Öffentlichkeit wird von Plädoyers ausgeschlossen. Urteil soll am 9. Juli verkündet werden.

Freiburg - Im Prozess um die jahrelang verschwundene Maria hat das Landgericht Freiburg die Beweisaufnahme beendet.

Eigentlich sollte man denken, dass es da wenig zu lachen gibt: zum Abschluss der Beweisaufnahme im Prozess gegen den 59 Jahre alten Bernhard H. aus Blomberg in NRW wurden am Freitag vom Gericht unter anderem die kinderpornographischen Umtriebe des Angeklagten erörtert und die Missbrauchsanschuldigungen seiner Stieftochter in Form eines Verhörprotokolls in das Verfahren eingeführt. H. schien das wenig zu beeindrucken. Er grinste mal ins Publikum, dann wieder starrte er sein Opfer Maria H. (19) und deren Mutter Monika B. an, die ihn als Nebenklägerinnen jedoch keines Blickes würdigten. Bernhard H. war mit Maria über fünf Jahre untergetaucht, bevor sich die junge Erwachsene im Sommer 2018 auf Sizilien von ihm absetzte. Kurz darauf wurde der Mann verhaftet und nach Deutschland überstellt. Monika B. leidet bis heute unter den psychischen Folgen des Verschwindens ihrer Tochter und ist arbeitsunfähig geschrieben. Gegen H. strebt sie ein Schmerzensgeldverfahren an.

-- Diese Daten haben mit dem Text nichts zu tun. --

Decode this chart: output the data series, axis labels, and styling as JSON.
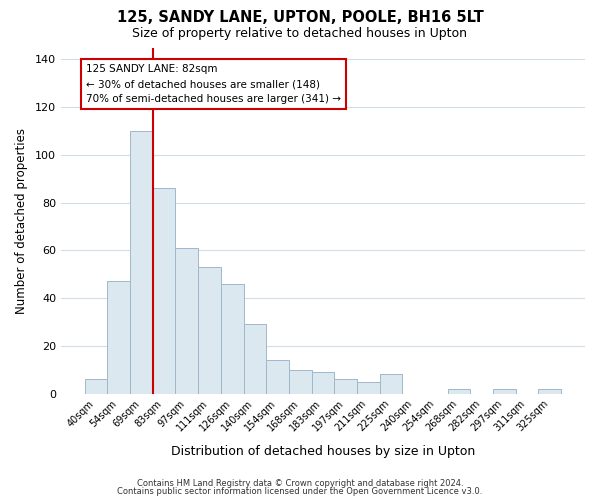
{
  "title": "125, SANDY LANE, UPTON, POOLE, BH16 5LT",
  "subtitle": "Size of property relative to detached houses in Upton",
  "xlabel": "Distribution of detached houses by size in Upton",
  "ylabel": "Number of detached properties",
  "bin_labels": [
    "40sqm",
    "54sqm",
    "69sqm",
    "83sqm",
    "97sqm",
    "111sqm",
    "126sqm",
    "140sqm",
    "154sqm",
    "168sqm",
    "183sqm",
    "197sqm",
    "211sqm",
    "225sqm",
    "240sqm",
    "254sqm",
    "268sqm",
    "282sqm",
    "297sqm",
    "311sqm",
    "325sqm"
  ],
  "bar_values": [
    6,
    47,
    110,
    86,
    61,
    53,
    46,
    29,
    14,
    10,
    9,
    6,
    5,
    8,
    0,
    0,
    2,
    0,
    2,
    0,
    2
  ],
  "bar_color": "#dce8f0",
  "bar_edge_color": "#a0b8cc",
  "vline_color": "#cc0000",
  "vline_bin_index": 3,
  "ylim": [
    0,
    145
  ],
  "yticks": [
    0,
    20,
    40,
    60,
    80,
    100,
    120,
    140
  ],
  "annotation_title": "125 SANDY LANE: 82sqm",
  "annotation_line1": "← 30% of detached houses are smaller (148)",
  "annotation_line2": "70% of semi-detached houses are larger (341) →",
  "annotation_box_color": "#ffffff",
  "annotation_box_edge": "#cc0000",
  "footer1": "Contains HM Land Registry data © Crown copyright and database right 2024.",
  "footer2": "Contains public sector information licensed under the Open Government Licence v3.0.",
  "bg_color": "#ffffff",
  "plot_bg_color": "#ffffff",
  "grid_color": "#d0dce8"
}
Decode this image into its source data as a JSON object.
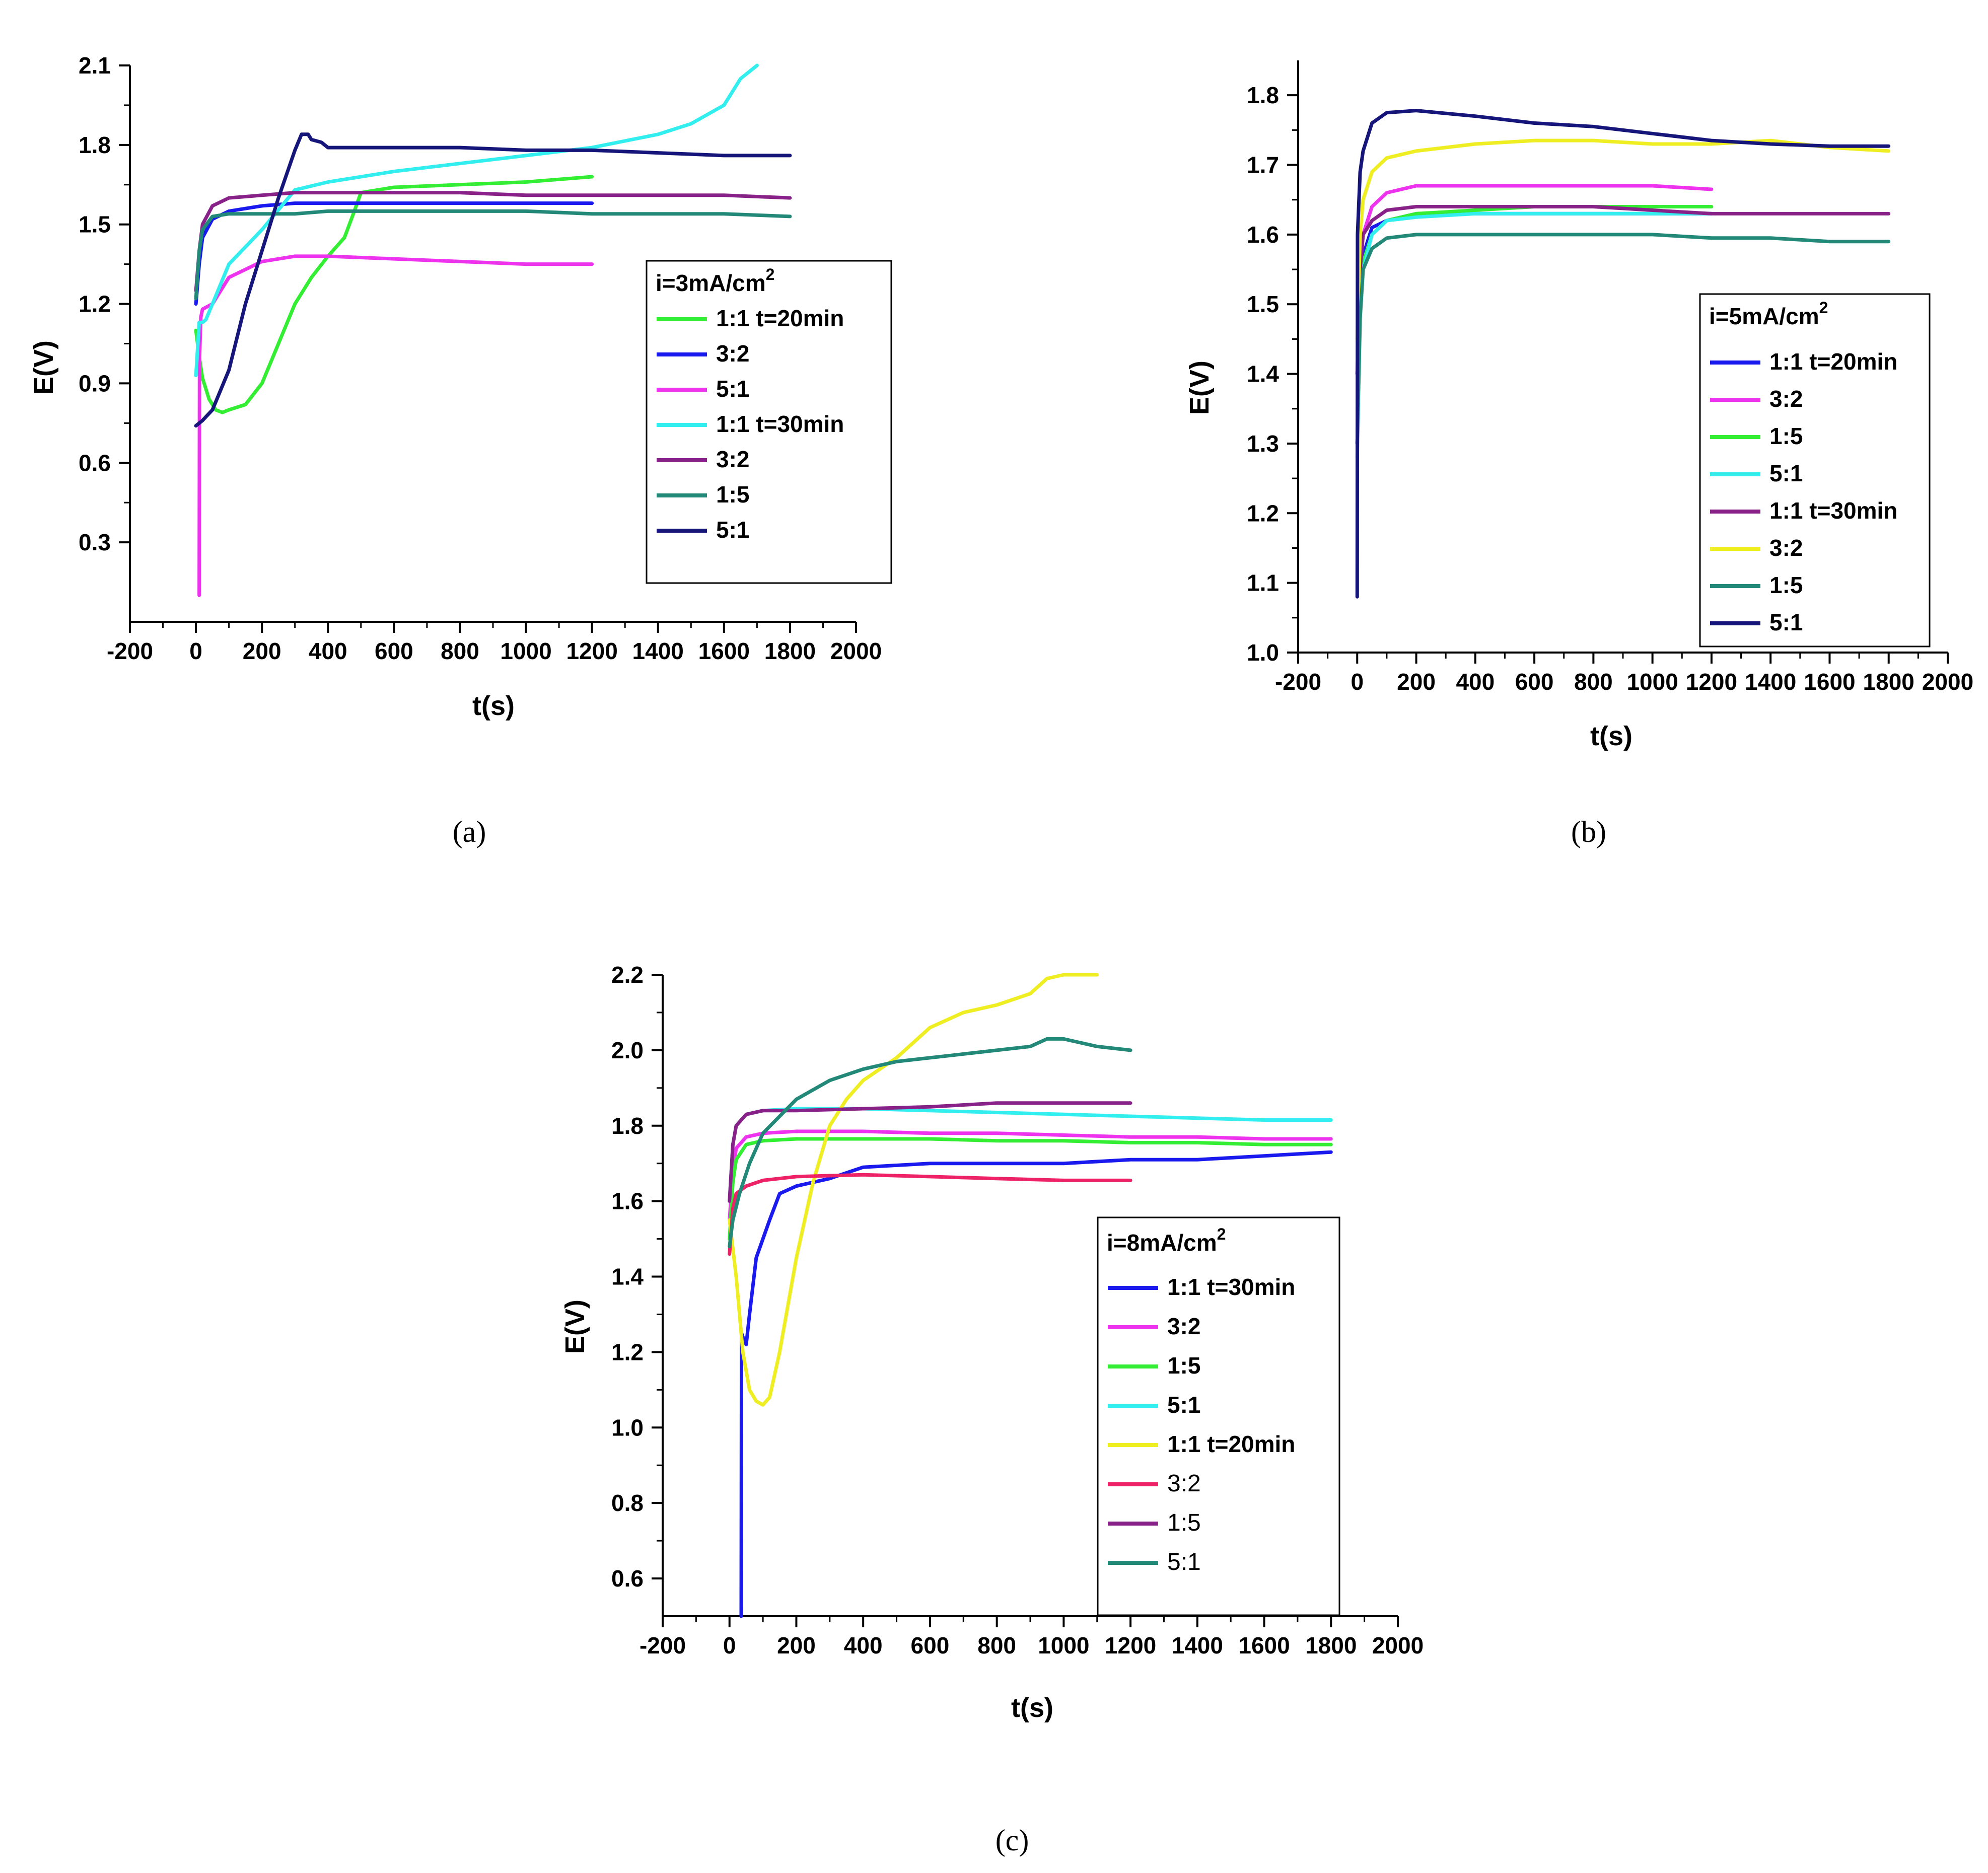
{
  "figure_captions": [
    "(a)",
    "(b)",
    "(c)"
  ],
  "chart_data": [
    {
      "type": "line",
      "caption_letter": "a",
      "xlabel": "t(s)",
      "ylabel": "E(V)",
      "xlim": [
        -200,
        2000
      ],
      "ylim": [
        0,
        2.1
      ],
      "xticks": [
        -200,
        0,
        200,
        400,
        600,
        800,
        1000,
        1200,
        1400,
        1600,
        1800,
        2000
      ],
      "yticks": [
        0.3,
        0.6,
        0.9,
        1.2,
        1.5,
        1.8,
        2.1
      ],
      "ytick_labels": [
        "0.3",
        "0.6",
        "0.9",
        "1.2",
        "1.5",
        "1.8",
        "2.1"
      ],
      "legend_title": "i=3mA/cm",
      "legend_title_sup": "2",
      "legend_position": "center-right",
      "series": [
        {
          "name": "1:1 t=20min",
          "color": "#33ee33",
          "x": [
            0,
            10,
            20,
            40,
            60,
            80,
            100,
            150,
            200,
            250,
            300,
            350,
            400,
            450,
            480,
            500,
            550,
            600,
            800,
            1000,
            1200
          ],
          "y": [
            1.1,
            1.0,
            0.92,
            0.84,
            0.8,
            0.79,
            0.8,
            0.82,
            0.9,
            1.05,
            1.2,
            1.3,
            1.38,
            1.45,
            1.55,
            1.62,
            1.63,
            1.64,
            1.65,
            1.66,
            1.68
          ]
        },
        {
          "name": "3:2",
          "color": "#1a1aee",
          "x": [
            0,
            10,
            20,
            50,
            100,
            200,
            300,
            400,
            600,
            800,
            1000,
            1200
          ],
          "y": [
            1.2,
            1.35,
            1.45,
            1.52,
            1.55,
            1.57,
            1.58,
            1.58,
            1.58,
            1.58,
            1.58,
            1.58
          ]
        },
        {
          "name": "5:1",
          "color": "#ee33ee",
          "x": [
            10,
            11,
            15,
            20,
            50,
            100,
            200,
            300,
            400,
            600,
            800,
            1000,
            1200
          ],
          "y": [
            0.1,
            1.0,
            1.15,
            1.18,
            1.2,
            1.3,
            1.36,
            1.38,
            1.38,
            1.37,
            1.36,
            1.35,
            1.35
          ]
        },
        {
          "name": "1:1 t=30min",
          "color": "#33eeee",
          "x": [
            0,
            10,
            20,
            30,
            50,
            100,
            200,
            300,
            400,
            600,
            800,
            1000,
            1200,
            1400,
            1500,
            1600,
            1650,
            1700
          ],
          "y": [
            0.93,
            1.13,
            1.13,
            1.14,
            1.2,
            1.35,
            1.48,
            1.63,
            1.66,
            1.7,
            1.73,
            1.76,
            1.79,
            1.84,
            1.88,
            1.95,
            2.05,
            2.1
          ]
        },
        {
          "name": "3:2",
          "color": "#882288",
          "x": [
            0,
            10,
            20,
            50,
            100,
            200,
            300,
            400,
            600,
            800,
            1000,
            1200,
            1400,
            1600,
            1800
          ],
          "y": [
            1.25,
            1.4,
            1.5,
            1.57,
            1.6,
            1.61,
            1.62,
            1.62,
            1.62,
            1.62,
            1.61,
            1.61,
            1.61,
            1.61,
            1.6
          ]
        },
        {
          "name": "1:5",
          "color": "#228877",
          "x": [
            0,
            10,
            20,
            50,
            100,
            200,
            300,
            400,
            600,
            800,
            1000,
            1200,
            1400,
            1600,
            1800
          ],
          "y": [
            1.22,
            1.4,
            1.48,
            1.53,
            1.54,
            1.54,
            1.54,
            1.55,
            1.55,
            1.55,
            1.55,
            1.54,
            1.54,
            1.54,
            1.53
          ]
        },
        {
          "name": "5:1",
          "color": "#15157a",
          "x": [
            0,
            20,
            50,
            100,
            150,
            200,
            250,
            300,
            320,
            340,
            350,
            380,
            400,
            500,
            600,
            800,
            1000,
            1200,
            1400,
            1600,
            1800
          ],
          "y": [
            0.74,
            0.76,
            0.8,
            0.95,
            1.2,
            1.4,
            1.6,
            1.78,
            1.84,
            1.84,
            1.82,
            1.81,
            1.79,
            1.79,
            1.79,
            1.79,
            1.78,
            1.78,
            1.77,
            1.76,
            1.76
          ]
        }
      ]
    },
    {
      "type": "line",
      "caption_letter": "b",
      "xlabel": "t(s)",
      "ylabel": "E(V)",
      "xlim": [
        -200,
        2000
      ],
      "ylim": [
        1.0,
        1.85
      ],
      "xticks": [
        -200,
        0,
        200,
        400,
        600,
        800,
        1000,
        1200,
        1400,
        1600,
        1800,
        2000
      ],
      "yticks": [
        1.0,
        1.1,
        1.2,
        1.3,
        1.4,
        1.5,
        1.6,
        1.7,
        1.8
      ],
      "ytick_labels": [
        "1.0",
        "1.1",
        "1.2",
        "1.3",
        "1.4",
        "1.5",
        "1.6",
        "1.7",
        "1.8"
      ],
      "legend_title": "i=5mA/cm",
      "legend_title_sup": "2",
      "legend_position": "lower-right",
      "series": [
        {
          "name": "1:1 t=20min",
          "color": "#1a1aee",
          "x": [
            0,
            10,
            20,
            50,
            100,
            200,
            400,
            600,
            800,
            1000,
            1200
          ],
          "y": [
            1.3,
            1.5,
            1.57,
            1.61,
            1.62,
            1.63,
            1.63,
            1.63,
            1.63,
            1.63,
            1.63
          ]
        },
        {
          "name": "3:2",
          "color": "#ee33ee",
          "x": [
            0,
            10,
            20,
            50,
            100,
            200,
            400,
            600,
            800,
            1000,
            1200
          ],
          "y": [
            1.4,
            1.55,
            1.6,
            1.64,
            1.66,
            1.67,
            1.67,
            1.67,
            1.67,
            1.67,
            1.665
          ]
        },
        {
          "name": "1:5",
          "color": "#33ee33",
          "x": [
            0,
            10,
            20,
            50,
            100,
            200,
            400,
            600,
            800,
            1000,
            1200
          ],
          "y": [
            1.3,
            1.5,
            1.56,
            1.6,
            1.62,
            1.63,
            1.635,
            1.64,
            1.64,
            1.64,
            1.64
          ]
        },
        {
          "name": "5:1",
          "color": "#33eeee",
          "x": [
            0,
            10,
            20,
            50,
            100,
            200,
            400,
            600,
            800,
            1000,
            1200
          ],
          "y": [
            1.28,
            1.48,
            1.55,
            1.6,
            1.62,
            1.625,
            1.63,
            1.63,
            1.63,
            1.63,
            1.63
          ]
        },
        {
          "name": "1:1 t=30min",
          "color": "#882288",
          "x": [
            0,
            10,
            20,
            50,
            100,
            200,
            400,
            600,
            800,
            1000,
            1200,
            1400,
            1600,
            1800
          ],
          "y": [
            1.4,
            1.55,
            1.6,
            1.62,
            1.635,
            1.64,
            1.64,
            1.64,
            1.64,
            1.635,
            1.63,
            1.63,
            1.63,
            1.63
          ]
        },
        {
          "name": "3:2",
          "color": "#eeee22",
          "x": [
            0,
            10,
            20,
            50,
            100,
            200,
            400,
            600,
            800,
            1000,
            1200,
            1400,
            1600,
            1800
          ],
          "y": [
            1.45,
            1.6,
            1.65,
            1.69,
            1.71,
            1.72,
            1.73,
            1.735,
            1.735,
            1.73,
            1.73,
            1.735,
            1.725,
            1.72
          ]
        },
        {
          "name": "1:5",
          "color": "#228877",
          "x": [
            0,
            10,
            20,
            50,
            100,
            200,
            400,
            600,
            800,
            1000,
            1200,
            1400,
            1600,
            1800
          ],
          "y": [
            1.3,
            1.48,
            1.55,
            1.58,
            1.595,
            1.6,
            1.6,
            1.6,
            1.6,
            1.6,
            1.595,
            1.595,
            1.59,
            1.59
          ]
        },
        {
          "name": "5:1",
          "color": "#15157a",
          "x": [
            0,
            1,
            10,
            20,
            50,
            100,
            200,
            400,
            600,
            800,
            1000,
            1200,
            1400,
            1600,
            1800
          ],
          "y": [
            1.08,
            1.6,
            1.69,
            1.72,
            1.76,
            1.775,
            1.778,
            1.77,
            1.76,
            1.755,
            1.745,
            1.735,
            1.73,
            1.727,
            1.727
          ]
        }
      ]
    },
    {
      "type": "line",
      "caption_letter": "c",
      "xlabel": "t(s)",
      "ylabel": "E(V)",
      "xlim": [
        -200,
        2000
      ],
      "ylim": [
        0.5,
        2.2
      ],
      "xticks": [
        -200,
        0,
        200,
        400,
        600,
        800,
        1000,
        1200,
        1400,
        1600,
        1800,
        2000
      ],
      "yticks": [
        0.6,
        0.8,
        1.0,
        1.2,
        1.4,
        1.6,
        1.8,
        2.0,
        2.2
      ],
      "ytick_labels": [
        "0.6",
        "0.8",
        "1.0",
        "1.2",
        "1.4",
        "1.6",
        "1.8",
        "2.0",
        "2.2"
      ],
      "legend_title": "i=8mA/cm",
      "legend_title_sup": "2",
      "legend_position": "center-right",
      "series": [
        {
          "name": "1:1 t=30min",
          "color": "#1a1aee",
          "x": [
            35,
            36,
            40,
            50,
            60,
            80,
            100,
            120,
            150,
            200,
            300,
            400,
            600,
            800,
            1000,
            1200,
            1400,
            1600,
            1800
          ],
          "y": [
            0.5,
            1.25,
            1.24,
            1.22,
            1.3,
            1.45,
            1.5,
            1.55,
            1.62,
            1.64,
            1.66,
            1.69,
            1.7,
            1.7,
            1.7,
            1.71,
            1.71,
            1.72,
            1.73
          ]
        },
        {
          "name": "3:2",
          "color": "#ee33ee",
          "x": [
            0,
            10,
            20,
            50,
            100,
            200,
            400,
            600,
            800,
            1000,
            1200,
            1400,
            1600,
            1800
          ],
          "y": [
            1.55,
            1.68,
            1.74,
            1.77,
            1.78,
            1.785,
            1.785,
            1.78,
            1.78,
            1.775,
            1.77,
            1.77,
            1.765,
            1.765
          ]
        },
        {
          "name": "1:5",
          "color": "#33ee33",
          "x": [
            0,
            10,
            20,
            50,
            100,
            200,
            400,
            600,
            800,
            1000,
            1200,
            1400,
            1600,
            1800
          ],
          "y": [
            1.5,
            1.65,
            1.71,
            1.75,
            1.76,
            1.765,
            1.765,
            1.765,
            1.76,
            1.76,
            1.755,
            1.755,
            1.75,
            1.75
          ]
        },
        {
          "name": "5:1",
          "color": "#33eeee",
          "x": [
            0,
            10,
            20,
            50,
            100,
            200,
            400,
            600,
            800,
            1000,
            1200,
            1400,
            1600,
            1800
          ],
          "y": [
            1.6,
            1.75,
            1.8,
            1.83,
            1.84,
            1.845,
            1.845,
            1.84,
            1.835,
            1.83,
            1.825,
            1.82,
            1.815,
            1.815
          ]
        },
        {
          "name": "1:1 t=20min",
          "color": "#eeee22",
          "x": [
            0,
            20,
            40,
            60,
            80,
            100,
            120,
            150,
            200,
            250,
            300,
            350,
            400,
            500,
            600,
            700,
            800,
            900,
            950,
            1000,
            1050,
            1100
          ],
          "y": [
            1.55,
            1.4,
            1.2,
            1.1,
            1.07,
            1.06,
            1.08,
            1.2,
            1.45,
            1.65,
            1.8,
            1.87,
            1.92,
            1.98,
            2.06,
            2.1,
            2.12,
            2.15,
            2.19,
            2.2,
            2.2,
            2.2
          ]
        },
        {
          "name": "3:2",
          "color": "#ee2266",
          "x": [
            0,
            10,
            20,
            50,
            100,
            200,
            400,
            600,
            800,
            1000,
            1200
          ],
          "y": [
            1.46,
            1.58,
            1.62,
            1.64,
            1.655,
            1.665,
            1.67,
            1.665,
            1.66,
            1.655,
            1.655
          ]
        },
        {
          "name": "1:5",
          "color": "#882288",
          "x": [
            0,
            10,
            20,
            50,
            100,
            200,
            400,
            600,
            800,
            1000,
            1200
          ],
          "y": [
            1.6,
            1.75,
            1.8,
            1.83,
            1.84,
            1.84,
            1.845,
            1.85,
            1.86,
            1.86,
            1.86
          ]
        },
        {
          "name": "5:1",
          "color": "#228877",
          "x": [
            0,
            10,
            30,
            60,
            100,
            200,
            300,
            400,
            500,
            600,
            700,
            800,
            900,
            950,
            1000,
            1100,
            1200
          ],
          "y": [
            1.48,
            1.55,
            1.62,
            1.7,
            1.78,
            1.87,
            1.92,
            1.95,
            1.97,
            1.98,
            1.99,
            2.0,
            2.01,
            2.03,
            2.03,
            2.01,
            2.0
          ]
        }
      ]
    }
  ]
}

Knapp 400 kinder- und jugendpornografische Bilddateien, unter anderem auch von missbrauchten Babys, und rund 10.000 einschlägige Suchanfragen im Internet hatte die Polizei auf einem Rechner von Bernhard H. rekonstruieren können. Nach nackten Kindern und Kindern in Reizwäsche, nach "Lolitas", "Nude Babes" ("Nackte Babies") und nach "Teens 13 - 19" soll der Mann gesucht haben. Auch sind zwei Nacktfotos aufgetaucht, die H. an die 40 Jahre jüngere Freiburger Schülerin geschickt hat, bevor das ungleiche Paar im Mai 2013 verschwand. Die Nacktfotos habe er "direkt hintereinander weg" an Maria geschickt, so der Mann, der kein Schuldbewusstsein zu kennen scheint. Stattdessen betonte er, dass die kleinen Vorschaubilder, die man sichern konnte, kein Garant seien, dass das Abgebildete auch wirklich zu sehen gewesen sei, wenn man es anklickte. "Da kann auch Werbung oder irgendwas anderes auftauchen."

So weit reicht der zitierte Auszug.